Iran sees less threat in exiled MKO militants
Some 100 members of the Iranian antiregime group have left a holding camp in Iraq in recent weeks. Iran says amnesty offer holds.
from the February 11, 2008 edition
Page 3 of 3
The report notes the MKO's "cult-like characteristics," such that "new members are indoctrinated in MEK ideology and revisionist Iranian history [and] required to ... participate in weekly 'ideological cleansings.' " Children are separated from their parents, it adds, and Mrs. Rajavi "has established a 'cult of personality.'.
The US rejected a secret 2003 Iranian offer to exchange top MKO leaders for several Al Qaeda personalities now held in Iran.
"The Islamic Republic's policy toward the MKO is very clear – there is nothing hidden," says a foreign ministry official who asked not to be named. "In our opinion they are a terrorist cult. When it comes to cults, only the leaders are responsible, and the rest are all victims themselves."

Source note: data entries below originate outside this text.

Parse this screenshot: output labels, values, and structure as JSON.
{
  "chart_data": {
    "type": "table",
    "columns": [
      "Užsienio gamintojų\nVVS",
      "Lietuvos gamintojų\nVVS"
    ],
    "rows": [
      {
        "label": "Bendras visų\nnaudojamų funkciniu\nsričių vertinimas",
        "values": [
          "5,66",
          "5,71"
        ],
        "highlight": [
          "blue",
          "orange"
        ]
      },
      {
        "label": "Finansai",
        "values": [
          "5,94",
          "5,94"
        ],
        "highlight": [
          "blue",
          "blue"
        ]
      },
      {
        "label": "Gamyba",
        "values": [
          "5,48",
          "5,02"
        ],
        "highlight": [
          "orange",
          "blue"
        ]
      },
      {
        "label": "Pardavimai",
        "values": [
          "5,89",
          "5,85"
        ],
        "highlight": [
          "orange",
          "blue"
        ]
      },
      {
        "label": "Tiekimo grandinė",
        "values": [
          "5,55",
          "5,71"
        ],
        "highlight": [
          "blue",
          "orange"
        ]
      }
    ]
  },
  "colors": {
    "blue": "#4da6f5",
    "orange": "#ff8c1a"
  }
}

The MKO and some in Congress and the Pentagon have challenged the terrorist label. Senior Iranian officers have accused US forces in Iraq of using the MKO during interrogations of Iranians detained in Iraq. Western news reports also suggest that some MKO operatives may be conducting cross-border operations into Iran on behalf the US.
Indeed, such action seemed to be on offer to Sadeghi when US federal agents first questioned him in Camp Ashraf in 2003. After release from prison in Iran in the 1980s, he had fled to Canada in the 1980s, where the MKO found him and gave him a letter from leader Rajavi. "The letter said: 'You were one of us, and suffered in prison," recounts Sadeghi. "Now you are in Toronto living the good life. You forgot your brothers and sisters, you forgot freedom and democracy.'"
Sadeghi left his Canadian wife, broke custody rules by letting the MKO ship his son to his parents in Iran, and was moved by the MKO to Los Angeles. His visit to Iraq was meant to be short-term, but the MKO took his US passport and said they destroyed it, he says.
After US forces disarmed the group in 2003, the FBI met with each member. Sadeghi says he was told that the US planned to topple Iran's regime, that they wanted his help, and that they would ensure his return to the US. Sticking with the MKO would mean "never seeing the US again."
"I didn't believe [the FBI agent] was going to send me back to the US, or I would have jumped on it," says Sadeghi. Tired of daily MKO self-criticism sessions, he finally told the Americans he wanted to go to Iran. He had not seen his parents for 22 years; his son was 16 and full of resentment. "He asked me: 'Where were you? For 10 years, no call, no postcard,' " says Sadeghi, adding that his life was broken by the MKO. "For that, he hates me."